Em seu discurso, o titular de Exteriores lembrou a recente conferência sobre liberdade religiosa que a aliança realizou este mês em Córdoba, sua "cidade política", e propôs organizar, como continuação, um seminário centrado na proteção das minorias cristãs, um projeto que já conta com o apoio da Itália.

Pouco antes de viajar para o Rio, Moratinos rejeitou no Senado espanhol a expulsão de cristãos do Marrocos e garantiu que o Governo da Espanha transferiu sua preocupação às autoridades de Rabat e seguirá exigindo respeito a todos os credos.

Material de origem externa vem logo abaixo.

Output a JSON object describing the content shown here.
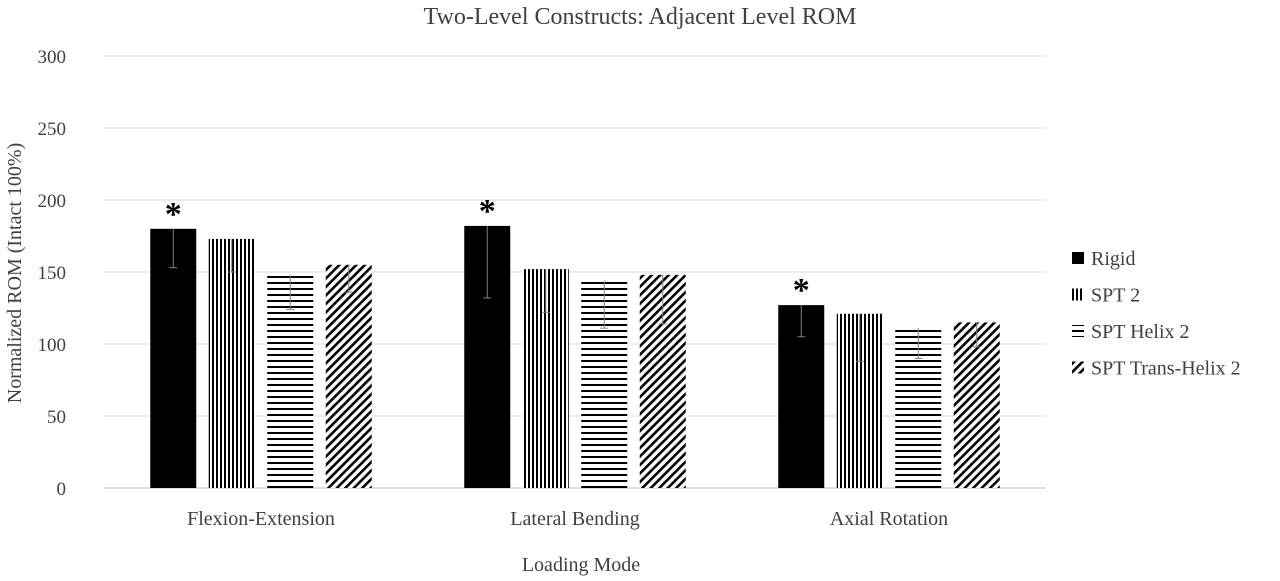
{
  "chart_data": {
    "type": "bar",
    "title": "Two-Level Constructs: Adjacent Level ROM",
    "xlabel": "Loading Mode",
    "ylabel": "Normalized ROM (Intact 100%)",
    "ylim": [
      0,
      300
    ],
    "yticks": [
      0,
      50,
      100,
      150,
      200,
      250,
      300
    ],
    "grid": true,
    "legend_position": "right",
    "categories": [
      "Flexion-Extension",
      "Lateral Bending",
      "Axial Rotation"
    ],
    "series": [
      {
        "name": "Rigid",
        "pattern": "solid",
        "values": [
          180,
          182,
          127
        ],
        "error": [
          [
            153,
            180
          ],
          [
            132,
            182
          ],
          [
            105,
            127
          ]
        ],
        "significant": [
          true,
          true,
          true
        ]
      },
      {
        "name": "SPT 2",
        "pattern": "vertical",
        "values": [
          173,
          152,
          121
        ],
        "error": [
          [
            150,
            173
          ],
          [
            122,
            152
          ],
          [
            88,
            121
          ]
        ],
        "significant": [
          false,
          false,
          false
        ]
      },
      {
        "name": "SPT Helix 2",
        "pattern": "horizontal",
        "values": [
          148,
          144,
          111
        ],
        "error": [
          [
            124,
            148
          ],
          [
            111,
            144
          ],
          [
            90,
            111
          ]
        ],
        "significant": [
          false,
          false,
          false
        ]
      },
      {
        "name": "SPT Trans-Helix 2",
        "pattern": "diagonal",
        "values": [
          155,
          148,
          115
        ],
        "error": [
          [
            136,
            155
          ],
          [
            114,
            148
          ],
          [
            98,
            115
          ]
        ],
        "significant": [
          false,
          false,
          false
        ]
      }
    ],
    "significance_marker": "*",
    "colors": {
      "bar": "#000000",
      "grid": "#d9d9d9",
      "axis": "#bfbfbf",
      "text": "#404040"
    }
  }
}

O ministro não citou nenhum caso concreto no fórum, mas fontes de seu departamento destacaram a necessidade de dar uma resposta à inquietação de muitos católicos e cristãos em países onde são minoria.

Moratinos, que não fez referência à ausência de Zapatero, tomou a palavra no plenário depois dos discursos do presidente Luiz Inácio Lula da Silva; do secretário-geral das Nações Unidas, Ban Ki-moon; e do primeiro-ministro turco, Recep Tayyip Erdogan, impulsor junto a Zapatero da Aliança de Civilizações.

Além disso, o ministro de Exteriores espanhol alertou sobre as "tensões culturais" que podem surgir como consequência da crise econômica e defendeu a luta contra a xenofobia e o racismo a partir do respeito e do diálogo.

Ele disse que esses também são os valores necessários para que o mundo saia da crise com maior justiça e equidade e defendeu a urgência de trabalhar por uma gestão política da globalização.

Moratinos citou a incorporação dos Estados Unidos ao "Grupo de Amigos da Aliança de Civilizações", que, segundo ele, é uma amostra de que o presidente Barack Obama é consciente de que a iniciativa permitirá seu país a trabalhar de forma mais comprometida com outras nações e organizações internacionais, para enfrentar os desafios do século XXI.

Segundo ele, a aliança não é uma simples iniciativa que procura tramitar a diversidade cultural e contribuir com o diálogo interreligioso, mas quer ser, antes de tudo, "um instrumento inovador e eficaz em matéria de diplomacia preventiva".

Neste contexto, denunciou o risco de que organizações violentas se aproveitem do desespero gerado pela pobreza e pediu que todos os países não usem a crise econômica como uma desculpa para não cumprirem os Objetivos de Desenvolvimento do Milênio da ONU.